The myth of Bharat Mata demolishes women as sexual beings with intense desires and human beings with fluctuating opinions, and places them instead on a pedestal made up of chains, from where women are allowed do nothing but produce and then adore their sons.


As can be seen Ms. Menon has a habit of making sweeping, jaundiced generalizations for the situations her arm-chaired intellectual intellect doesn’t allow her to fully understand. The author Hamsadhwani Alagarswamy in her polemic Dear Straight People, Stop Teaching me How to be Queer directed at her wrote that despite half of Ms. Menon’s books being on queer theory, she still doesn’t understand the innate emotions about being queer. Her hurt and angry response to Ms. Menon can be read here [https://feminisminindia.com/2019/01/18/straightplaining-the-hindu-lit-for-life/]. When you find that she can be insensitive in her own field of specialization then it prompts you to be more sympathetic to such intellectual-however-idiots (also sometimes known as liberals in India).
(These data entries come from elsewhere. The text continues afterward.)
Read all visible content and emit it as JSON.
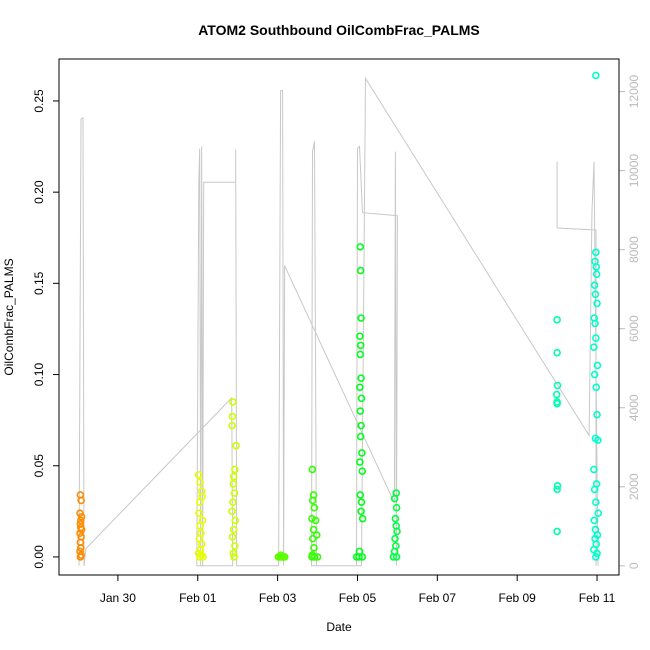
{
  "chart_data": {
    "type": "scatter",
    "title": "ATOM2 Southbound OilCombFrac_PALMS",
    "x_label": "Date",
    "y_label": "OilCombFrac_PALMS",
    "xlim": [
      28.525,
      42.55
    ],
    "ylim": [
      -0.0099,
      0.273
    ],
    "y2lim": [
      -232,
      12824
    ],
    "xticks": [
      {
        "value": 30,
        "label": "Jan 30"
      },
      {
        "value": 32,
        "label": "Feb 01"
      },
      {
        "value": 34,
        "label": "Feb 03"
      },
      {
        "value": 36,
        "label": "Feb 05"
      },
      {
        "value": 38,
        "label": "Feb 07"
      },
      {
        "value": 40,
        "label": "Feb 09"
      },
      {
        "value": 42,
        "label": "Feb 11"
      }
    ],
    "yticks": [
      {
        "value": 0,
        "label": "0.00"
      },
      {
        "value": 0.05,
        "label": "0.05"
      },
      {
        "value": 0.1,
        "label": "0.10"
      },
      {
        "value": 0.15,
        "label": "0.15"
      },
      {
        "value": 0.2,
        "label": "0.20"
      },
      {
        "value": 0.25,
        "label": "0.25"
      }
    ],
    "y2ticks": [
      0,
      2000,
      4000,
      6000,
      8000,
      10000,
      12000
    ],
    "series": [
      {
        "type": "line",
        "axis": "y2",
        "color": "#c8c8c8",
        "x": [
          29.025,
          29.075,
          29.125,
          29.15,
          29.2,
          32.85,
          32.875,
          31.975,
          32.025,
          32.05,
          32.075,
          32.1,
          32.125,
          32.15,
          32.95,
          32.95,
          32.975,
          34.025,
          34.075,
          34.125,
          34.15,
          34.175,
          36.925,
          36.95,
          36.975,
          37.0,
          36.125,
          36.05,
          36.0,
          35.975,
          34.975,
          34.925,
          34.875,
          34.85,
          36.1,
          36.2,
          41.8,
          41.875,
          41.925,
          42.025,
          41.0,
          41.0,
          41.0,
          41.975,
          41.975
        ],
        "values": [
          0,
          11304,
          11330,
          0,
          438,
          4249,
          0,
          0,
          9708,
          10558,
          0,
          10609,
          0,
          9708,
          9708,
          10532,
          0,
          0,
          12025,
          12025,
          0,
          7596,
          1597,
          10480,
          0,
          8858,
          8935,
          10609,
          10558,
          0,
          0,
          10738,
          10480,
          0,
          0,
          12334,
          3300,
          8987,
          10223,
          0,
          null,
          10223,
          8549,
          8498,
          0
        ]
      },
      {
        "color": "#ff8c00",
        "x": [
          29.06,
          29.08,
          29.05,
          29.09,
          29.06,
          29.07,
          29.05,
          29.08,
          29.06,
          29.07,
          29.05,
          29.08,
          29.06,
          29.09,
          29.07
        ],
        "values": [
          0.034,
          0.031,
          0.024,
          0.022,
          0.018,
          0.016,
          0.013,
          0.011,
          0.008,
          0.005,
          0.003,
          0.001,
          0,
          0.015,
          0.02
        ]
      },
      {
        "color": "#e6ff00",
        "x": [
          32.02,
          32.1,
          32.05,
          32.03,
          32.12,
          32.06,
          32.08,
          32.04,
          32.1,
          32.07,
          32.02,
          32.05,
          32.13,
          32.09,
          32.11,
          32.06
        ],
        "values": [
          0.045,
          0.036,
          0.03,
          0.024,
          0.02,
          0.017,
          0.013,
          0.01,
          0.007,
          0.004,
          0.002,
          0,
          0,
          0.001,
          0.033,
          0.041
        ]
      },
      {
        "color": "#ccff00",
        "x": [
          32.88,
          32.87,
          32.86,
          32.96,
          32.93,
          32.9,
          32.89,
          32.92,
          32.88,
          32.86,
          32.94,
          32.9,
          32.87,
          32.93,
          32.89,
          32.91
        ],
        "values": [
          0.085,
          0.077,
          0.072,
          0.061,
          0.048,
          0.044,
          0.04,
          0.035,
          0.03,
          0.025,
          0.02,
          0.015,
          0.011,
          0.006,
          0.002,
          0
        ]
      },
      {
        "color": "#5cff00",
        "x": [
          34.02,
          34.06,
          34.1,
          34.14,
          34.18,
          34.08
        ],
        "values": [
          0,
          0,
          0,
          0,
          0,
          0.001
        ]
      },
      {
        "color": "#33ff00",
        "x": [
          34.87,
          34.9,
          34.88,
          34.92,
          34.86,
          34.95,
          34.9,
          34.88,
          34.91,
          34.87,
          34.86,
          34.93,
          35.0,
          34.98
        ],
        "values": [
          0.048,
          0.034,
          0.031,
          0.027,
          0.021,
          0.02,
          0.015,
          0.01,
          0.005,
          0.001,
          0,
          0,
          0,
          0.012
        ]
      },
      {
        "color": "#00ff1a",
        "x": [
          36.07,
          36.08,
          36.09,
          36.06,
          36.08,
          36.07,
          36.09,
          36.06,
          36.1,
          36.07,
          36.09,
          36.08,
          36.11,
          36.06,
          36.12,
          36.07,
          36.1,
          36.09,
          36.13,
          36.05,
          35.98,
          36.04,
          36.12
        ],
        "values": [
          0.17,
          0.157,
          0.131,
          0.121,
          0.116,
          0.111,
          0.098,
          0.093,
          0.087,
          0.08,
          0.072,
          0.066,
          0.057,
          0.052,
          0.047,
          0.034,
          0.03,
          0.025,
          0.021,
          0.003,
          0,
          0,
          0
        ]
      },
      {
        "color": "#00ff40",
        "x": [
          36.97,
          36.93,
          36.98,
          36.95,
          36.97,
          36.99,
          36.94,
          36.96,
          36.93,
          36.9,
          36.98
        ],
        "values": [
          0.035,
          0.032,
          0.027,
          0.021,
          0.017,
          0.014,
          0.01,
          0.006,
          0.003,
          0,
          0
        ]
      },
      {
        "color": "#00ffb0",
        "x": [
          41.0,
          41.0,
          41.01,
          40.99,
          41.0,
          41.0,
          41.01,
          41.0,
          41.0
        ],
        "values": [
          0.13,
          0.112,
          0.094,
          0.089,
          0.085,
          0.084,
          0.039,
          0.037,
          0.014
        ]
      },
      {
        "color": "#00ffcc",
        "x": [
          41.97,
          41.97,
          41.95,
          41.98,
          41.99,
          41.94,
          41.96,
          42.0,
          41.93,
          41.95,
          41.97,
          41.92,
          42.01,
          41.94,
          41.98,
          42.0,
          41.96,
          42.02,
          41.92,
          41.99,
          41.94,
          41.97,
          42.03,
          41.93,
          41.96,
          42.01,
          41.95,
          41.98,
          41.92,
          42.0,
          41.97
        ],
        "values": [
          0.264,
          0.167,
          0.162,
          0.159,
          0.155,
          0.149,
          0.144,
          0.139,
          0.131,
          0.128,
          0.12,
          0.115,
          0.105,
          0.1,
          0.093,
          0.078,
          0.065,
          0.064,
          0.048,
          0.04,
          0.037,
          0.03,
          0.024,
          0.02,
          0.015,
          0.012,
          0.01,
          0.007,
          0.004,
          0.002,
          0
        ]
      }
    ]
  }
}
The Intellectual Yet Idiot


Taleb describes an intellectual-yet-idiot as the following (the definition is bound to pop up many Usual Suspects in our mind):
The one-eyed following the blind: these self-described members of the “intelligentsia” aren’t intelligent enough to define intelligence…their main skill is a capacity to pass exams written by people like them, or to write papers read by people like them… They can’t tell science from scientism… they think that our understanding of single individuals allows us to understand crowds and markets, or that our understanding of ants allows us to understand ant colonies…
He thinks people should act according to their best interests and he knows their interests…
The IYI subscribes to The New Yorker, a journal designed so philistines can learn to fake a conversation about evolution, neurosomething, cognitive biases, and quantum mechanics. He never curses on social media. He speaks of “equality of races” and “economic equality,” but never goes out drinking with a minority cab driver…he mistakes absence of evidence for evidence of absence…
The IYI has been wrong, historically, about Stalinism, Maoism, GMOs, Iraq, Libya, Syria, lobotomies, urban planning, low carbohydrate diets, gym machines, behaviorism, trans-fats, Freudianism, portfolio theory, linear regression, HFCS (High-Fructose Corn Syrup), Gaussianism, Salafism, dynamic stochastic equilibrium modeling, housing projects, marathon running, selfish genes, election-forecasting models, Bernie Madoff (pre-blowup), and p-values. But he is still convinced that his current position is right… he doesn’t know that there is no difference between “pseudointellectual” and “intellectual

Just add Hinduphobia and phobia against the idea of India, and Taleb is just talking about an Indian version of intellectual (yet idiot).